La Cour de justice a tiré de cet édifice normatif une exigence procédurale, reprise par le Conseil d’État. La qualification d’« administration publique » « doit pouvoir être contestée et faire l’objet d’un contrôle juridictionnel » (CJUE, 13 juillet 2023, affaires jointes C-363/21 et C-364/21). À défaut, « l’effet utile du droit de l’Union ne serait pas garanti » (CJUE, 13 juillet 2023, affaires jointes C-363/21 et C-364/21). L’ordonnance attaquée privait l’entité concernée de toute voie de droit utile, en consacrant une irrecevabilité automatique de son recours. Sa cassation s’imposait dès lors comme la sanction d’une méconnaissance combinée des règles internes de la recevabilité et des exigences du droit dérivé.

II. La portée du contrôle ouvert sur la qualification d’organisme divers d’administration centrale

A. La conciliation de l’autonomie procédurale et du principe d’effectivité

La Cour de justice a rappelé, dans l’arrêt précité, qu’« en l’absence de règles de l’Union en la matière, il appartenait, en vertu du principe de l’autonomie procédurale, à l’ordre juridique interne de chaque État membre de régler les modalités procédurales des voies de recours ». Cette autonomie connaît toutefois deux limites bien identifiées. Les modalités nationales ne doivent pas être moins favorables que celles applicables à des situations purement internes, ni « rendre impossible en pratique ou excessivement difficile l’exercice des droits conférés par le droit de l’Union ».

L’arrêt commenté met en œuvre cette articulation. Le Conseil d’État ne crée pas un recours spécifique. Il maintient le cadre traditionnel du recours pour excès de pouvoir, fondé sur l’existence d’un acte faisant grief et d’un intérêt à agir.
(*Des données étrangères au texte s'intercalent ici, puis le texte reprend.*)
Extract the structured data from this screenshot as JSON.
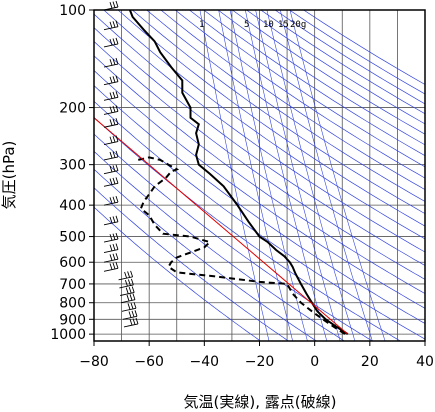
{
  "chart_data": {
    "type": "line",
    "xlabel": "気温(実線), 露点(破線)",
    "ylabel": "気圧(hPa)",
    "xlim": [
      -80,
      40
    ],
    "ylim": [
      1050,
      100
    ],
    "yscale": "log",
    "x_ticks": [
      -80,
      -60,
      -40,
      -20,
      0,
      20,
      40
    ],
    "x_tick_labels": [
      "−80",
      "−60",
      "−40",
      "−20",
      "0",
      "20",
      "40"
    ],
    "y_ticks": [
      100,
      200,
      300,
      400,
      500,
      600,
      700,
      800,
      900,
      1000
    ],
    "y_tick_labels": [
      "100",
      "200",
      "300",
      "400",
      "500",
      "600",
      "700",
      "800",
      "900",
      "1000"
    ],
    "mixing_ratio_labels": [
      "1",
      "5",
      "10",
      "15",
      "20g"
    ],
    "series": [
      {
        "style": "solid",
        "color": "#000000",
        "points": [
          [
            12,
            1000
          ],
          [
            8,
            950
          ],
          [
            4,
            900
          ],
          [
            1,
            850
          ],
          [
            -1,
            800
          ],
          [
            -3,
            750
          ],
          [
            -5,
            700
          ],
          [
            -7,
            650
          ],
          [
            -8,
            620
          ],
          [
            -9,
            600
          ],
          [
            -11,
            575
          ],
          [
            -14,
            550
          ],
          [
            -17,
            520
          ],
          [
            -20,
            500
          ],
          [
            -24,
            450
          ],
          [
            -28,
            400
          ],
          [
            -33,
            350
          ],
          [
            -38,
            320
          ],
          [
            -42,
            300
          ],
          [
            -43,
            280
          ],
          [
            -42,
            260
          ],
          [
            -43,
            240
          ],
          [
            -42,
            225
          ],
          [
            -45,
            215
          ],
          [
            -45,
            200
          ],
          [
            -48,
            180
          ],
          [
            -48,
            165
          ],
          [
            -52,
            150
          ],
          [
            -56,
            135
          ],
          [
            -58,
            125
          ],
          [
            -62,
            115
          ],
          [
            -66,
            105
          ],
          [
            -67,
            100
          ]
        ]
      },
      {
        "style": "dashed",
        "color": "#000000",
        "points": [
          [
            11,
            1000
          ],
          [
            7,
            950
          ],
          [
            3,
            900
          ],
          [
            -1,
            850
          ],
          [
            -5,
            800
          ],
          [
            -8,
            750
          ],
          [
            -10,
            700
          ],
          [
            -20,
            690
          ],
          [
            -35,
            665
          ],
          [
            -50,
            645
          ],
          [
            -53,
            620
          ],
          [
            -52,
            600
          ],
          [
            -50,
            580
          ],
          [
            -45,
            560
          ],
          [
            -40,
            540
          ],
          [
            -38,
            520
          ],
          [
            -45,
            500
          ],
          [
            -55,
            490
          ],
          [
            -58,
            460
          ],
          [
            -60,
            430
          ],
          [
            -63,
            410
          ],
          [
            -62,
            390
          ],
          [
            -60,
            370
          ],
          [
            -58,
            350
          ],
          [
            -54,
            330
          ],
          [
            -52,
            315
          ],
          [
            -50,
            310
          ],
          [
            -53,
            300
          ],
          [
            -56,
            290
          ],
          [
            -60,
            285
          ],
          [
            -64,
            290
          ]
        ]
      },
      {
        "style": "solid",
        "color": "#e00000",
        "points": [
          [
            12,
            1000
          ],
          [
            -80,
            215
          ]
        ]
      }
    ],
    "wind_barbs_present": true,
    "grid": true
  }
}
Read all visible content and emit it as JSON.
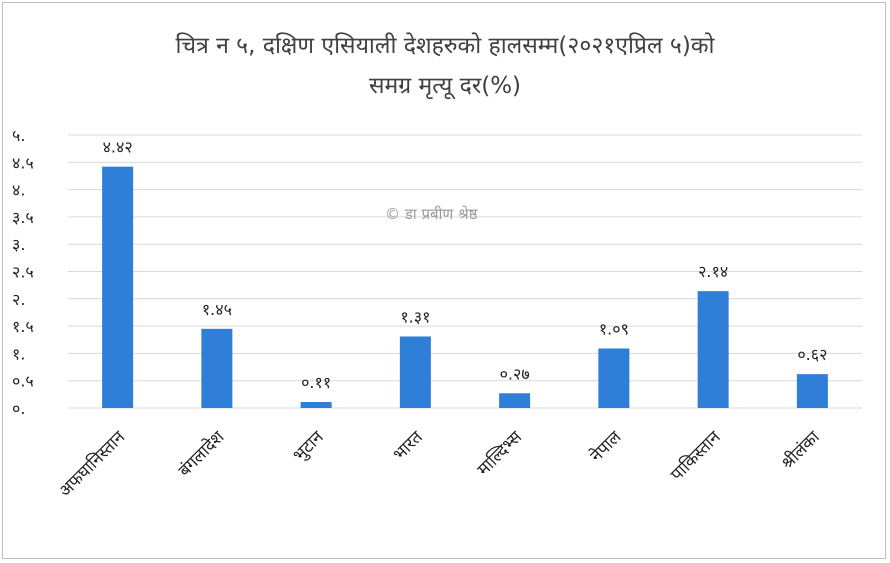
{
  "chart_data": {
    "type": "bar",
    "title_line1": "चित्र न ५, दक्षिण एसियाली देशहरुको हालसम्म(२०२१एप्रिल ५)को",
    "title_line2": "समग्र मृत्यू दर(%)",
    "categories": [
      "अफघानिस्तान",
      "बंगलादेश",
      "भुटान",
      "भारत",
      "माल्दिभ्स",
      "नेपाल",
      "पाकिस्तान",
      "श्रीलंका"
    ],
    "values": [
      4.42,
      1.45,
      0.11,
      1.31,
      0.27,
      1.09,
      2.14,
      0.62
    ],
    "value_labels": [
      "४.४२",
      "१.४५",
      "०.११",
      "१.३१",
      "०.२७",
      "१.०९",
      "२.१४",
      "०.६२"
    ],
    "y_ticks": [
      0,
      0.5,
      1,
      1.5,
      2,
      2.5,
      3,
      3.5,
      4,
      4.5,
      5
    ],
    "y_tick_labels": [
      "०.",
      "०.५",
      "१.",
      "१.५",
      "२.",
      "२.५",
      "३.",
      "३.५",
      "४.",
      "४.५",
      "५."
    ],
    "ylim": [
      0,
      5
    ],
    "grid": true,
    "bar_color": "#2f7ed8",
    "watermark": "© डा प्रबीण श्रेष्ठ"
  }
}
Il infléchit l’appréciation de ces conditions lorsque la décision contestée participe à la mise en œuvre du droit de l’Union et conditionne l’exercice de droits qui en découlent. La solution s’inscrit ainsi dans la ligne constante d’une lecture européanisée de la recevabilité contentieuse, sans bouleverser l’architecture du contentieux administratif.

B. Les conséquences attachées à l’ouverture du recours pour excès de pouvoir

L’incidence pratique de la solution est considérable. Tout organisme classé parmi les organismes divers d’administration centrale dispose désormais d’une voie de droit lui permettant de contester sa qualification devant le juge administratif. L’ouverture concerne tant le classement initial que le refus de retrait opposé par l’institut. Le contrôle pourra porter sur l’application des définitions retenues par le règlement SEC 2010, en particulier sur la qualification de producteur non marchand et sur l’origine des ressources de l’entité concernée.

La portée de l’arrêt dépasse l’espèce. Il consacre, dans l’ordre interne, la primauté de l’exigence d’un recours juridictionnel effectif sur les ressorts traditionnels de l’irrecevabilité manifeste. Il limite, par voie de conséquence, le recours à la procédure de l’article R. 222-1 du code de justice administrative pour les litiges intéressant une qualification opérée en application du droit de l’Union. La solution invite enfin l’institut à motiver précisément ses décisions de classement, dont la légalité pourra être systématiquement discutée. Demeure ouverte la question de l’intensité du contrôle exercé sur des appréciations techniques largement encadrées par les règles européennes, dont la rigueur méthodologique laisse au juge interne une marge d’examen nécessairement limitée.